Les banques régionales étant surexposées à l’immobilier commercial (CRE), nous prévoyons que les taux de prêt dans ce secteur resteront élevés. Les prêts à l’immobilier commercial fourniront donc une opportunité intéressante de nouveaux prêts à des emprunteurs solides sur des actifs bien positionnés. La dette d’infrastructure reste une source constante de flux de trésorerie stables, et les financements spécialisés et basés sur les actifs offrent des revenus élevés, avec une forte diversification et une faible corrélation, ainsi qu’une exposition plus faible à la volatilité.
Les banques aux États-Unis et en Europe continuent de réduire leurs volumes de prêts en raison de la pression réglementaire croissante. Alors que les marchés syndiqués ont offert un financement considérable (plus de 700 CLO émis en moins de 200 jours ouvrables), cette offre a été satisfaite par une très forte demande et les primes de risque sur le marché de la dette liquide se sont effondrées, entraînant dans leur sillage les primes des CLO et des prêts directs. La dette privée alternative et le crédit semblent très attrayants sur une base relative, et les rendements et les distributions de liquidités restent attractifs dans ces domaines.
Nous privilégions les investissements offrant des revenus élevés et bénéficiant d’inefficiences de la dotation en capital. Il s’agit notamment de:
- Revenus défensifs provenant de la dette d’infrastructure avec des flux de trésorerie stables et peu volatils.
- Revenus opportunistes provenant de secteurs dont les gros titres négatifs provoquent un biais émotionnel, comme l’immobilier.
- Revenus non corrélés provenant de secteurs tels que les titres liés à l’assurance.
- Revenus diversifiés, comme le financement basé sur les actifs, qui bénéficie de l’inefficacité de la dotation en capital, ou des secteurs où l’accès au capital est limité, comme la microfinance.
Nous nous concentrons sur les actifs dont les fondamentaux et les emprunteurs sont solides, plutôt que sur les actifs en difficulté ou les transactions à grande échelle. Par exemple, nous privilégions les prêts de transition (prêts-relais) nouvellement accordés, ou les prêts au développement et à la construction qui auraient été fournis par les banques. Nous n’aimons pas acheter des prêts accordés par des banques il y a plusieurs années. Nous voulons des emprunteurs solides avec leurs actifs les plus prioritaires, comme un consommateur de premier ordre et sa maison, ou l’équipement essentiel d’une entreprise, plutôt que des prêts à la consommation non garantis accordés à des emprunteurs plus faibles dont la situation financière n’est pas sûre.

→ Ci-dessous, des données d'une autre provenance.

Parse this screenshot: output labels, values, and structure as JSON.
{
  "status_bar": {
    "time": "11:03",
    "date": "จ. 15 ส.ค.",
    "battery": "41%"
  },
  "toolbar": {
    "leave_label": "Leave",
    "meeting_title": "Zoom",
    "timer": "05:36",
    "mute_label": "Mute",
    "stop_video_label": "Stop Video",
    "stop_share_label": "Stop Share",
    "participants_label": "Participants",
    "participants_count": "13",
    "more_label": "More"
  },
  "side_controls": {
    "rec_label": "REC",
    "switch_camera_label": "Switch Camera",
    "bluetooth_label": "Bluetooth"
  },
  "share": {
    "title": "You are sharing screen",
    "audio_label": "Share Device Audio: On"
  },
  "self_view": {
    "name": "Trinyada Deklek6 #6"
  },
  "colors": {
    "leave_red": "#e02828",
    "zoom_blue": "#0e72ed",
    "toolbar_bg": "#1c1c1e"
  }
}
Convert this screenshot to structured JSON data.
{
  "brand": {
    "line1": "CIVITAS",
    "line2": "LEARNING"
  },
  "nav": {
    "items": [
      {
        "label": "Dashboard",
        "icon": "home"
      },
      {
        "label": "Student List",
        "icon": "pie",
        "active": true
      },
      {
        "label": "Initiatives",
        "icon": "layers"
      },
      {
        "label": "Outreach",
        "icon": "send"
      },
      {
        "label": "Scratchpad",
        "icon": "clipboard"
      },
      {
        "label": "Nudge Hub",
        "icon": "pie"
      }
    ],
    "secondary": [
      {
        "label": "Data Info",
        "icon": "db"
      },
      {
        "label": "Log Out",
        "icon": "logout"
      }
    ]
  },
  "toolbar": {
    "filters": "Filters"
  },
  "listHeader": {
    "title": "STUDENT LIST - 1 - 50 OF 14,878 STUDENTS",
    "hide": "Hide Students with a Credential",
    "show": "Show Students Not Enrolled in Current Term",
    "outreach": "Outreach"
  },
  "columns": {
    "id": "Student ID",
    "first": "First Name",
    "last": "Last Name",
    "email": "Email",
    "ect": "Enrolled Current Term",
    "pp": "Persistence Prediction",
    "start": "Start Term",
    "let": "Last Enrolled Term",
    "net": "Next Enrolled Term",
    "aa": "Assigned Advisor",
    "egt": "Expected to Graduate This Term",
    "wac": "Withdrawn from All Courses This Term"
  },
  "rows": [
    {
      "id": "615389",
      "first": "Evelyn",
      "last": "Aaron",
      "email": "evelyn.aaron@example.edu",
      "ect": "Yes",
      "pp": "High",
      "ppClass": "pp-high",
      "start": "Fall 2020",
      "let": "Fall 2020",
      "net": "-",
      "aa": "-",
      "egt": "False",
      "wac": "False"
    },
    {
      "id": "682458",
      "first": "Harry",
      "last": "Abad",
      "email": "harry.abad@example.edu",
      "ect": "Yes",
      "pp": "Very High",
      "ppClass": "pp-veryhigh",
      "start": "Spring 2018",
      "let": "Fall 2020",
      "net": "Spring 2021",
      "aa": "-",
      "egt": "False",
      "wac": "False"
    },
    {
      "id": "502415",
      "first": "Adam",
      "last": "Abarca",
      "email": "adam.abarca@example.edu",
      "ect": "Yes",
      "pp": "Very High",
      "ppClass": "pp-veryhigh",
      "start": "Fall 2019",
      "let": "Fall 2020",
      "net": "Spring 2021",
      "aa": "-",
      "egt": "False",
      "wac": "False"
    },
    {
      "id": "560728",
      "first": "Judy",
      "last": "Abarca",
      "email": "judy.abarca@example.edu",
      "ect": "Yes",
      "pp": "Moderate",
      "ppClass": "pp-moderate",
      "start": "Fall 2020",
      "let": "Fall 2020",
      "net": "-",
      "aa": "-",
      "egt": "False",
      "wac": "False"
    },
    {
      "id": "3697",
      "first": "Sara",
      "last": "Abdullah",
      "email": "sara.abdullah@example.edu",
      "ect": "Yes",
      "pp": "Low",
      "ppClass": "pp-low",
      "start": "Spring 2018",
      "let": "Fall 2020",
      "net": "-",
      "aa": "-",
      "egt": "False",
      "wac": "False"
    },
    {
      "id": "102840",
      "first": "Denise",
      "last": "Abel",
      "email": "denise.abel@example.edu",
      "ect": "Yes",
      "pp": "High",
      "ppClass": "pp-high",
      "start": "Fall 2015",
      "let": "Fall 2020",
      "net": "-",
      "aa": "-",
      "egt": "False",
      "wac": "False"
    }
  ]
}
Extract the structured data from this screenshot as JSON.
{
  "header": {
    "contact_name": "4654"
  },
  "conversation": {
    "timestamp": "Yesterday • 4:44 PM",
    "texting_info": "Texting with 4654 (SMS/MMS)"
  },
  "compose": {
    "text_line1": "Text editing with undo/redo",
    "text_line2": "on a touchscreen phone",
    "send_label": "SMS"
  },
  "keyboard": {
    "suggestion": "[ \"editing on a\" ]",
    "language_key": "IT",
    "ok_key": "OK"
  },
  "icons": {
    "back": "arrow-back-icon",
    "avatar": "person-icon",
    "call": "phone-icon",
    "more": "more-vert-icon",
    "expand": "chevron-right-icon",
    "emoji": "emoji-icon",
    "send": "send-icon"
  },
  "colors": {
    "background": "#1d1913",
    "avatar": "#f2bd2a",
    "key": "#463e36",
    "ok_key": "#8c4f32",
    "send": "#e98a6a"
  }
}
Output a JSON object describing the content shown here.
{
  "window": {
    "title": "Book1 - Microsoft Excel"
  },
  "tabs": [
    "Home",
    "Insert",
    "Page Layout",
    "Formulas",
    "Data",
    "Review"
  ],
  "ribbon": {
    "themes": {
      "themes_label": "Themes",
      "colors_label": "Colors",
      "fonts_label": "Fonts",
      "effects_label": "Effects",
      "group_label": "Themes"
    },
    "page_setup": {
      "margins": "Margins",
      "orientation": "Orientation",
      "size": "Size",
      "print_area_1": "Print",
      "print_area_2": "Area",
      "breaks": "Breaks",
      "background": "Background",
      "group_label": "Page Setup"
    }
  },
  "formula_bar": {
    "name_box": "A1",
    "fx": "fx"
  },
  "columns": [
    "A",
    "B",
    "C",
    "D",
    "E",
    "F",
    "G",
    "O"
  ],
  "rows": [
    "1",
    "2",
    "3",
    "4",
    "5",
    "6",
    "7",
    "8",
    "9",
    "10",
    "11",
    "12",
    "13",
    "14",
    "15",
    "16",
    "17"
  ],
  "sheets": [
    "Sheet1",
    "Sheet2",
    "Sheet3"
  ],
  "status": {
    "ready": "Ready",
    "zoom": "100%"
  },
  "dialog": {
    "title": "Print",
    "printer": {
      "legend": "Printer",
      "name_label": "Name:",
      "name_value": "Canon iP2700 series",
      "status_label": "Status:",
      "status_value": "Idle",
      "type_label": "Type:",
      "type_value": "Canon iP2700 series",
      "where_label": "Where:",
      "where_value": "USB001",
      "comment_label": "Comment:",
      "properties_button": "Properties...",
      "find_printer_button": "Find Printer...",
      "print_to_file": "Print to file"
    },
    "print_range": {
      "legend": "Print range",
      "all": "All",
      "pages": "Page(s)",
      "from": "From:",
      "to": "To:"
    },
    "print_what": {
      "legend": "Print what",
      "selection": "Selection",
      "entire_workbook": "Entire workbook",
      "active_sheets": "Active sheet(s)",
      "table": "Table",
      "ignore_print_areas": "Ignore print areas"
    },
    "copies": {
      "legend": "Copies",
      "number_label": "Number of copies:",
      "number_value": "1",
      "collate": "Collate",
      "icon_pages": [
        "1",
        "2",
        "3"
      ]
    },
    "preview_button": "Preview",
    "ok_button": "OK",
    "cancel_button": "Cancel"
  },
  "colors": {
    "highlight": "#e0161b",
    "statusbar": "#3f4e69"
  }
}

Aujourd’hui, de nombreux marchés liquides présentent des primes de risque historiquement faibles, tandis que les secteurs spécialisés, tels que les titres liés à l’assurance (ILS), offrent un rendement excédentaire. À la suite d’Hélène et de Milton, les deux ouragans majeurs qui ont récemment frappé les États-Unis, le secteur de l’assurance et de la réassurance devra faire face à des pertes importantes. Les stratégies ILS à couches supérieures, notamment les cat bonds, sont généralement exposées à des événements encore plus graves. Nous nous attendons donc à ce que ces catastrophes naturelles aient un impact limité sur ces stratégies. Néanmoins, nous prévoyons que cette activité cyclonique contribuera à maintenir les spreads de la classe d’actifs ILS à des niveaux historiquement élevés, ce qui en fera l’une des classes d’actifs obligataires alternatifs qui continueront d’offrir des primes de risque plus élevées. Compte tenu de la baisse des taux de défaut attendue à mesure que les taux d’intérêt diminuent, nous considérons également les CLO warehouse et les CLO equity comme de bonnes opportunités de rendement.
Infrastructure
Le segment de la transition énergétique dans les infrastructures reste particulièrement attrayant, en raison de sa forte corrélation avec l’inflation et de ses caractéristiques de revenu sûres. Comme nous l’avons noté précédemment, il offre également une diversification positive aux portefeuilles grâce à l’exposition à des primes de risque distinctes comme les prix de l’énergie.
La poussée en faveur de la décarbonisation, associée aux préoccupations en matière de sécurité énergétique, amplifiées par le conflit en cours en Ukraine, continue de profiter aux énergies renouvelables. Les inquiétudes persistantes concernant le coût de la vie dans un certain nombre d’économies mettent également en évidence la question de l’accessibilité de l’énergie. Dans de nombreuses régions du monde, les énergies renouvelables sont l’option la plus rentable pour la production d’électricité.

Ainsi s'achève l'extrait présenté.